The existence of skew Howell designs of side 2 n and order 2 n + 2

Abstract

A Howell design of side s and order 2 n, or more briefly an H( s, 2 n), is an s × s array in which each cell is either empty or else contains an unordered pair of elements from some 2n-set, say X, such that 1. (1) each row and each column is Latin (i.e., every element of X is in precisely one cell of each row and each column) and 2. (2) every unordered pair of elements from X is in at most one cell of the array. Necessary conditions on the parameters s and n are n ⩽ s ⩽ 2 n −1. The existence question for H(2 n, 2 n + 2) was settled in 1977 by Schellenberg, van Rees, and Vanstone and the existence question for complementary H(2 n, 2 n + 2) was settled in 1985 by Lamken and Vanstone: for n a positive integer, n ⩾ 2, there exists a complementary H(2 n, 2 n + 2). The existence of ∗complementary H(2 n, 2 n + 2) was also established with a finite number of possible exceptions.

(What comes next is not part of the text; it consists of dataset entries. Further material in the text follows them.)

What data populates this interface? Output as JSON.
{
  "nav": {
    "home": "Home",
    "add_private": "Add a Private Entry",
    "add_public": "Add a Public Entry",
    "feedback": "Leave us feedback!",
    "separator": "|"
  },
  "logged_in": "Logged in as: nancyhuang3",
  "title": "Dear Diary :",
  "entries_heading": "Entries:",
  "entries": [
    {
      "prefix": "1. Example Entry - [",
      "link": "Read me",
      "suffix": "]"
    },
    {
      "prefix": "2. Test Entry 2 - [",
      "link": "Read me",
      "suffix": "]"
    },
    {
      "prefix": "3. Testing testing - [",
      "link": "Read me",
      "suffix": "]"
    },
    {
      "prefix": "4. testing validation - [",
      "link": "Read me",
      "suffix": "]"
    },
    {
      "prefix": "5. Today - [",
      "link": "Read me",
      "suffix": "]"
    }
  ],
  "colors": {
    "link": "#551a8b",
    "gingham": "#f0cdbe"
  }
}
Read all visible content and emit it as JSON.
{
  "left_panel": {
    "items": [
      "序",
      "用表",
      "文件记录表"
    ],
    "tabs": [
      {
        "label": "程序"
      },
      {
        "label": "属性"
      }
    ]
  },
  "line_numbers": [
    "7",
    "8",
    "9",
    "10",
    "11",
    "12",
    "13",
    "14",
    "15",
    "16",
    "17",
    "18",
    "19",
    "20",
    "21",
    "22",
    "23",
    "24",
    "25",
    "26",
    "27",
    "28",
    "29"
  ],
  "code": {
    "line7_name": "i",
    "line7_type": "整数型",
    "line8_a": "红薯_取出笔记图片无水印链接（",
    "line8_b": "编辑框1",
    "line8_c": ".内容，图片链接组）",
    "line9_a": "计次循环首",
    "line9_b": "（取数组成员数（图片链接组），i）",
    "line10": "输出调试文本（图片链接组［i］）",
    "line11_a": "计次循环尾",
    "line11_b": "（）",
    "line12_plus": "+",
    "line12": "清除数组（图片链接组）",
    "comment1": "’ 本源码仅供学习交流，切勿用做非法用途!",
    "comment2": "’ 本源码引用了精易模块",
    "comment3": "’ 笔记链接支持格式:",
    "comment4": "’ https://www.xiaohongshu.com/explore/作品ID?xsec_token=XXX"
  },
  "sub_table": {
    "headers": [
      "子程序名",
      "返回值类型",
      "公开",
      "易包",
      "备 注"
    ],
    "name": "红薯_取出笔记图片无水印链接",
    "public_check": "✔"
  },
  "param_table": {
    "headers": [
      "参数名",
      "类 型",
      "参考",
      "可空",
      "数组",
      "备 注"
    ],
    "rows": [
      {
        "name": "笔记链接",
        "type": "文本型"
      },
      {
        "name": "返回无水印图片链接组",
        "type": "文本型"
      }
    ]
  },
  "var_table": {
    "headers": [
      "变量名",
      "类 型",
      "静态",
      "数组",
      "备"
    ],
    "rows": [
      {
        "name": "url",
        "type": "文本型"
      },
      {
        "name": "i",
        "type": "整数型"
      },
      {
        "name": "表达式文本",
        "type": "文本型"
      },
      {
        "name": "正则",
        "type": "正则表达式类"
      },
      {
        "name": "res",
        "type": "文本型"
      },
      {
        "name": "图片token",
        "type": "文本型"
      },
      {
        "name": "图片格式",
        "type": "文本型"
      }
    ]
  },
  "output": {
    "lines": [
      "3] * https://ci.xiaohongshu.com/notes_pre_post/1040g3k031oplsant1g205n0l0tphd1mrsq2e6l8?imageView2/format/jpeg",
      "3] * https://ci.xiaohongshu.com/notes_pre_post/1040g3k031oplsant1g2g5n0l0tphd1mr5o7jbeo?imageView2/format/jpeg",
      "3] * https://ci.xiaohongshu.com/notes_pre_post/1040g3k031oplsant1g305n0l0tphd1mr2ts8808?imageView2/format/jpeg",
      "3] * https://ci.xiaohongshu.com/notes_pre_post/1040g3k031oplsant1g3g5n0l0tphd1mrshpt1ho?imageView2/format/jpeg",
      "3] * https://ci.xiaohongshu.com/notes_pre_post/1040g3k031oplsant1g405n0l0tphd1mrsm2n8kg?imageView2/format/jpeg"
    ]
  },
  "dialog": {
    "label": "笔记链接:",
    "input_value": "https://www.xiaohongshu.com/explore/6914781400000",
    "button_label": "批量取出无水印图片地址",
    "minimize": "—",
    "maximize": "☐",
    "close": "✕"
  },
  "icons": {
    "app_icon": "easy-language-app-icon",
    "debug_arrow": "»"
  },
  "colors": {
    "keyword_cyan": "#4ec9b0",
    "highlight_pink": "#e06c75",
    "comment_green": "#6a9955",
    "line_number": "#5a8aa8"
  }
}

In this paper, we prove the existence of skew H(2 n, 2 n + 2) s for n a positive integer, n ⩾ 2, n ≠ 3 with the possible exceptions of n = 5 and n = 9. We also improve the existence result for ∗complementary H(2 n, 2 n + 2) s to prove the existence of ∗complementary H(2 n, 2 n + 2) s for all positive integers n, n ⩾ 2.